After being led successfully out of near bankruptcy by the previous CEO, the company had reached a plateau. Despite its many successes, the company was struggling to get to the next level. While the past CEO had used command-and-control techniques, which were appropriate and effective for the immediate crisis, a new corporate culture was clearly needed.

Myrna was completely open to working with me to find a better way to work collaboratively with her top executives as well as with the entire company. Newly confident in my ideas about Love Leadership, although I had not yet begun to call it by that name, I asked Myrna, "Is there a different approach we can take to leadership?" Delighted to be "real" and now given permission through my coaching to lead in a style that came so naturally to her, she created a culture of Love Leadership that allowed her to propel the company to become the flourishing $4 billion corporation it is today. In fact, the company prospered so dramatically that it was rated number one in "best practices in business and industry" by the Conference Board of Canada, as well as earning accolades elsewhere as one of the "50 Best Managed" and "100 Best Places To Work in Canada."

Telling people you work with that you love them, publicly

I clearly recall with great emotion and pride the day that Myrna was invited to speak at the annual conference of The Pacific Institute. This event is a prestigious symposium that is attended by 800 or more business leaders from all over the world. Myrna's presentation was greeted with a rousing ovation. After the applause died down, Myrna walked to the front of the stage, individually named every person on her staff in the audience, and told them each publicly that she loved them.

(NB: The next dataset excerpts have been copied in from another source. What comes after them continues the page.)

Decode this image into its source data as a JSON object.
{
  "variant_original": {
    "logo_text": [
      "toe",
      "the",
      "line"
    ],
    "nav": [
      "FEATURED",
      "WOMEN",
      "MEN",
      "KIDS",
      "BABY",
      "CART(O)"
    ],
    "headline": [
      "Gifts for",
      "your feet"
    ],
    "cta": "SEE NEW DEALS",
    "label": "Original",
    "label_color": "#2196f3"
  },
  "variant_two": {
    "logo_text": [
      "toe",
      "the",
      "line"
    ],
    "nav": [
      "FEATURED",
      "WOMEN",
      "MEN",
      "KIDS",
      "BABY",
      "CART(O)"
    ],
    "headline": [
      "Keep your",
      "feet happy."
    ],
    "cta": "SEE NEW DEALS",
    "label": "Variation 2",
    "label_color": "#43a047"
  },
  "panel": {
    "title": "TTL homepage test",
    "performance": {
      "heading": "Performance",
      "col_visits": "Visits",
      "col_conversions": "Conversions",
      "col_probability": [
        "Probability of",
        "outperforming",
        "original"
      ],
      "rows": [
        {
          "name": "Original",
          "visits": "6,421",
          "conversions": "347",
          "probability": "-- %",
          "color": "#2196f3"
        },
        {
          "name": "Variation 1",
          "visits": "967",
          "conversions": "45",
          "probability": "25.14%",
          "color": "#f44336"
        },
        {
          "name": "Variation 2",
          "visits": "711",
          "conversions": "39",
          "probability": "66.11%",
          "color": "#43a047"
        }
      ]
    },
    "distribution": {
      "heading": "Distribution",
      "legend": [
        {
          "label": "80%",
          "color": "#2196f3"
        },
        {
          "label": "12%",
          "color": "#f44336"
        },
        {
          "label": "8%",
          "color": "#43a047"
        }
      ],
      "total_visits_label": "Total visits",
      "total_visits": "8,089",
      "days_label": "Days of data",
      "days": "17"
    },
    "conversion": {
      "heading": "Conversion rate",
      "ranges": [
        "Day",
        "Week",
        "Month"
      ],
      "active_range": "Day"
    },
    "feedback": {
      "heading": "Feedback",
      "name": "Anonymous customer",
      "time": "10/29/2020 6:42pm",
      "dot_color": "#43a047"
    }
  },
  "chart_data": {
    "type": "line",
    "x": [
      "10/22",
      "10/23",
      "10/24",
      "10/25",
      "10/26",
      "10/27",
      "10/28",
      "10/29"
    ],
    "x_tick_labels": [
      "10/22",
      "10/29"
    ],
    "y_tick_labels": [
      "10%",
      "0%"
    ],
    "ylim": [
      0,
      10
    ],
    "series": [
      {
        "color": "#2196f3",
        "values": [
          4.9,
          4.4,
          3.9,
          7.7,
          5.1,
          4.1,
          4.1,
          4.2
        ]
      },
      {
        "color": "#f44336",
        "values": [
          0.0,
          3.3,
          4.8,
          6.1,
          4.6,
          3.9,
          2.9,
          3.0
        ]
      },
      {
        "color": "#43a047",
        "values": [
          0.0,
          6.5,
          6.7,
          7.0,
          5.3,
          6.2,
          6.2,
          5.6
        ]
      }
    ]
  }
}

The next day, another speaker, the head of a South African company, began his address, and stood for a moment in thoughtful silence, quivering slightly. The next thing he said was, "I have learned here that it's okay to tell people I love them, and I will." He then said "I love you," by name, to every single member of his team who was present. The audience sat mesmerized, clearly moved by the courage of this big man to break from the norm and speak from his heart.

As I listened, it occurred to me that a lot had happened since the time I defended a colleague by blurting out "I love Dave." Now here I was, listening to people say "I love you" publicly to their colleagues, male and female alike. And it was not only okay with the hundreds of people in attendance; it was being celebrated and applauded as a best business practice!

Increasing the capacity to love

Sitting in that auditorium, I recalled a word association game I used to play with my kids that involved connecting two incongruent words. Like explorers seeking new territories, we'd try to think of two words that had never been put together before, like "scuba and salad" or "briefcases and bananas." Now love and leadership, two words that might have seemed equally odd together, no longer seemed incongruent. In truth, they were like the two magnets I sometimes roll around in my pocket. Once in a while, the magnet halves would accidentally come together so forcefully that they stuck, and formed a combined unit. The combination of these two words, the concept they created, now made perfect sense. And this was apparently true, not only for me, but also for a growing number of others.

Recently I had another epiphany. I realized that the quest I am on (and perhaps I sound like a Don Quixote, but I'm willing to risk it) is to increase my own capacity to love, and to love not just my immediate family but the entire human family, the community we are all a part of, whether we know it or not. Recognizing this, I can only hope that, by using whatever powers of persuasion I have, I can stimulate your capacity to love others, and convince you to use your newfound abilities on a leadership level and in all aspects of your life. That is what I try to do, daily, in mine, for no other reason than this: we need it. It is what the world needs now.